One of our new neighbors, Doctor Bob, introduced me to Brian, father of Sam, a young lad of seventeen who ate, slept, lived and breathed aviation. At least he did until he hit a snag. His dream had been to fly with the RAF; the selection process is fairly rigorous and he had hit bump in the road. “Try again in a year or eighteen months.” had been their response to his ride through the selection system. Now, to anyone who understands the system, this means that the selectors like the cut of your jib but feel that a year out in the big wide world would benefit the promising man. The emergent character would be better formed and the picture of the potential aviator, clearer to the RAF. If they don’t want you, they make it clear, very clear. They meant exactly what they said.

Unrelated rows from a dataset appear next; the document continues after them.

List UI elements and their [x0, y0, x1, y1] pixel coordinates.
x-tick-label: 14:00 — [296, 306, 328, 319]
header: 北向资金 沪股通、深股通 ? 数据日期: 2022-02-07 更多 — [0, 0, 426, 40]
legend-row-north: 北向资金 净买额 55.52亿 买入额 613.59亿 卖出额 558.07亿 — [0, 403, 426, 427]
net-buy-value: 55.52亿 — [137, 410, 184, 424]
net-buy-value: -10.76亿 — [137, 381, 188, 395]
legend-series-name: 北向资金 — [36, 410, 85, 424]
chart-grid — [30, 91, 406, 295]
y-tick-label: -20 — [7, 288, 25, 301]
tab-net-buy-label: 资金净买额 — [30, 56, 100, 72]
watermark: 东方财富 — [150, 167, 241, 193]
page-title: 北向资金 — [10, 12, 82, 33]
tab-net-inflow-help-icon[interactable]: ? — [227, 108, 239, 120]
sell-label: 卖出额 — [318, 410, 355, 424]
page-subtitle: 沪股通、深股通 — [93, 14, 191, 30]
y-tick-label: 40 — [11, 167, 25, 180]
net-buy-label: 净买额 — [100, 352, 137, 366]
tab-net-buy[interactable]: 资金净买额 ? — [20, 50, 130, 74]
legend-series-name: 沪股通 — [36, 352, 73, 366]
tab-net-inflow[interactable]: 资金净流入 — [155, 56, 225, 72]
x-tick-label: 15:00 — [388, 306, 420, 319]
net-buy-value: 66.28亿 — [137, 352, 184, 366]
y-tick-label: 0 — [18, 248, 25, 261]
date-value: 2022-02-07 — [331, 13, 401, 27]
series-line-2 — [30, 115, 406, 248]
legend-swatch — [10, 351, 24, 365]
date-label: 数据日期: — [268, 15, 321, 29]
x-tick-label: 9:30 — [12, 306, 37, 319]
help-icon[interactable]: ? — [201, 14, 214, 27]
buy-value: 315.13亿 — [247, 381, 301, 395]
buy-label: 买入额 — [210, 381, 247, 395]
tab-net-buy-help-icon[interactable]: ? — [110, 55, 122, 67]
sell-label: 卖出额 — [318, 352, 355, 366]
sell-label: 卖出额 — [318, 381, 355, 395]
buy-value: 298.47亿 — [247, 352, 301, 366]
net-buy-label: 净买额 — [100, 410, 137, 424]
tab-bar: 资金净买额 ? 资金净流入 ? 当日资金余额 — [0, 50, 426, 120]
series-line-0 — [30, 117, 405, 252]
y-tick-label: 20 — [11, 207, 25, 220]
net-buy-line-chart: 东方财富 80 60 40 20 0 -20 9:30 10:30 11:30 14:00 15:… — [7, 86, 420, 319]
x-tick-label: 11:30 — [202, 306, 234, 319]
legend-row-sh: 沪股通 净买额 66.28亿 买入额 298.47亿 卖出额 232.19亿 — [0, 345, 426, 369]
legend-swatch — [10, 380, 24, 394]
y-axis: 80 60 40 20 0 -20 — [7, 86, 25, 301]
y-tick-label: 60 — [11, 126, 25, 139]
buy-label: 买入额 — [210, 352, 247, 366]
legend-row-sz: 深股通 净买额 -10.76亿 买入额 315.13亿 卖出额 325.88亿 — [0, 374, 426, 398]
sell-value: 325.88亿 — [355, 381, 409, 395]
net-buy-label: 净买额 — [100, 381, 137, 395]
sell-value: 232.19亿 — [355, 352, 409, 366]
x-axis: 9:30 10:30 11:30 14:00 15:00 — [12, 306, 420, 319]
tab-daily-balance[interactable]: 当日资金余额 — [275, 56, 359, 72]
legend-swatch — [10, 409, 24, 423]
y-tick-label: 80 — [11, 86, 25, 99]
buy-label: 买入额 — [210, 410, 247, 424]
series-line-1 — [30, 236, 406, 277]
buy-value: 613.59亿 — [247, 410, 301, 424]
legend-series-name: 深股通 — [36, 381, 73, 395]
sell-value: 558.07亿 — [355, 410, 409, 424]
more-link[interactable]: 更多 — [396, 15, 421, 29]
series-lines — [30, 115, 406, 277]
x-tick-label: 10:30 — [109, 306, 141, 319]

I was asked to have a chat with Sam, look him over and perhaps help him illuminate his pathway just a little. A bit of timely encouragement is something we all need now and again and it was clear that he needed just that. He was pretty devastated by what he saw as failure and had made his own mind up about a few things. Been there?
I grabbed the phone and then a kite and we drove to a hilltop GA airfield we know in Dorset on a windy day to fly. After a drive and a few hours fun being burnt and blasted by the wind and the sun, I had a fairly good idea where Sam stood. I hope he did too because after a little gentle probing I gave it him straight between the eyes.
I think I said something like, “Aviation tends to be self selecting, it doesn’t reward quitters nor suffer fools. If you want to get into the cockpit without a fight, buy FlightSim 2000 and a bag of dough-nuts. You might find the experience fulfilling for a while, but it will leave you hungry for something that doesn’t come out of a bag. If you need help, you have it, but fight for it.”
Well, he seemed to perk up, he had a good eye and a fine pair of hands with the kite. Sam was bright and focused when his Dad dropped him off at the local gliding club just a couple of days later. Gliding seemed to hit the spot and he flourished right right up to pre-solo. Like all newcomers, and particularly the youngsters, he was doing the good (hard work) stuff at the club that the pundits, hangers on and fat cats can never be bothered with. Then something happened.
We don’t know what yet, perhaps a girlfriend, offhand treatment at the gliding club or just loss of focus – who knows. The net result was that he seems to have given up right at the point where he would start to make real progress, after his first solo. C’est la vie.
Either way, if he wants to fly he will need to sit down and write out another application, the Air Force will not ring him nor will the seat remain vacant for him for long. And if that pathway fails, there are others – are there not? Bristol has a thriving gliding club and a University Air Squadron. Lose the time window and wonder for ever if you could make it Sam, you may regret not making the effort for the rest of your life and if you don’t… you have self selected yourself into the work of your choice. Remember this text below, it should still be taped into the front cover of your logbook. It is a blessing and maybe a curse.
What exactly is it that you have to lose by trying? Unless of course you have something else that you would far rather do with your life, in which case, ignore all after “We moved house eighteen months ago…”
Fancy getting the kites out when next the wind blows?